Al principio, unos 9.000 años atrás, el jefe de una tribu dejó su mano izquierda plasmada en la roca. Luego hicieron lo propio sus hijos, sus nietos y las generaciones subsiguientes durante otros siete milenios. Todos dejaron su marca en el mismo lugar. Llegaron al cañadón del Río Pinturas para ofrendar a sus dioses las primicias de la temporada alta de caza con su firma: la silueta de una mano. Aún no se habían desarrollado los grandes imperios andinos de Sudamérica, cuando ya existían en Argentina numerosas tribus asentadas desde el Chaco al Canal de Beagle. Año a año se producía un peregrinaje protagonizado por ciertos caciques antecesores de la estirpe de los Tehuelches. Debían dejar la impresión de las manos en un sitio al sur del mundo, porque ahí, presuntamente, los cazadores se harían hombres por un proceso mágico que los dotaría del saber de sus antepasados.
La Cueva de las Manos es un complejo inmenso, cargado de misterio. Según se deduce de los estudios del topógrafo y arqueólogo Carlos Gradin, auspiciados por el CONICET entre 1973 y 1995, estos hombres tan antiguos habían desarrollado una técnica muy sofisticada de pintura parietal: la aerografía por estarcido. No sólo empapaban la mano en pigmento para crear una impresión, sino que soplaban la pintura con la boca. Utilizaban sangre y otras sustancias como óxidos minerales y vegetales. Por lo tanto, lo que resultaba de este proceso, era una silueta de la mano, rodeada de un halo que la hacía luminosa como los astros que ordenaban su vida. Quién sabe qué antiguos calendarios regían sus meses, sin embargo, con una periodicidad constante, en una temporada muy concreta del año, volvían a la cueva a fin de adornarla no sólo con sus aerografías, sino también con las siluetas de sus primicias y con escenas de caza sumamente estilizadas. Viendo esto, no sería una locura admitir que las secuencias temporales mediante las cuales se creó aquel lugar de culto, debieron relacionarse con los solsticios, las estaciones o cualquier otro fenómeno cósmico que iniciara la temporada alta de caza.

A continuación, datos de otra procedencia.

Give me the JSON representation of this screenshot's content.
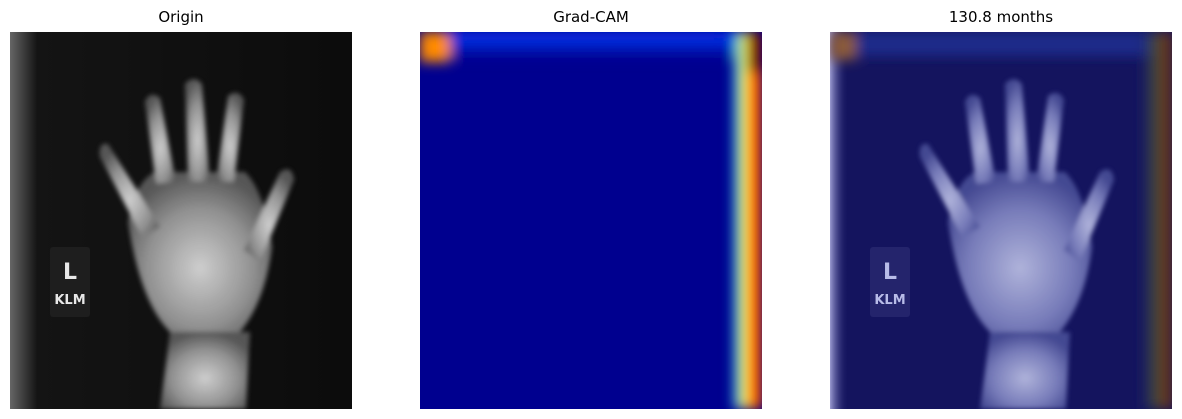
{
  "panels": [
    {
      "title": "Origin",
      "image": "hand-xray",
      "colormap": "gray"
    },
    {
      "title": "Grad-CAM",
      "image": "gradcam-heatmap",
      "colormap": "jet"
    },
    {
      "title": "130.8 months",
      "image": "gradcam-overlay",
      "colormap": "jet-on-gray"
    }
  ],
  "marker": {
    "line1": "L",
    "line2": "KLM"
  },
  "colors": {
    "heat_low": "#00008f",
    "heat_mid": "#0a3dff",
    "heat_high": "#ff4500",
    "heat_max": "#800000",
    "xray_bg": "#0b0b0b"
  }
}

Por lo tanto, crear grandes murales no fue su plan original. Según establecieron los estudios de Gradin, lo que vemos hoy es una consecuencia de las acciones humanas sobre la piedra a través de grandes períodos de tiempo. Todas las pinturas fueron confeccionadas por adhesión. Esto quiere decir que el mural completo sólo se logró a través de siglos y milenios. Cada cazador, cuando volvía al complejo de la Cueva de las Manos, reconocía su aerografía y las que demostraban sus lazos genealógicos con otras tribus. Sin embargo, el objetivo de semejante ritual no tendría únicamente fines simbólicos: todos los restos arqueológicos encontrados en el cañadón apuntan a pensar que los murales también se hicieron con una finalidad didáctica. El cazador, el cacique, el príncipe, observaba entonces qué animales debía buscar y en qué momentos del año podía encontrarlos. Estudiaba las técnicas utilizadas por sus ancestros que también estaban impresas en las paredes y, finalmente, sabiendo estas cosas imprescindibles para guiar a los suyos, salía del cañadón hecho un hombre sabio. Ya entendía cómo y cuándo recoger las primicias de la naturaleza, porque la Cueva de las Manos era, en síntesis, la universidad de los cazadores prehistóricos.
La Cueva de las Manos se encuentra en la provincia de Santa Cruz, en el cañadón del Río Pinturas. Ha sido declarada Patrimonio de la Humanidad por la UNESCO. Se pueden ver aerografías e impresiones de manos, junto a escenas donde la fauna silvestre es la protagonista. Carlos Gradin en pleno sitio arqueológico, observando las escenas de caza. Se especula aún hoy, después de su muerte en 2002, sobre cuál era la época ideal del año para visitar la cueva en tiempos delos ancestros de los Tehuelches. Algunos estiman que el solsticio de invierno,en junio, podría ser el momento perfecto para los rituales de iniciación, a fin de que los nuevos cazadores estuvieran listos a comienzos de la primavera.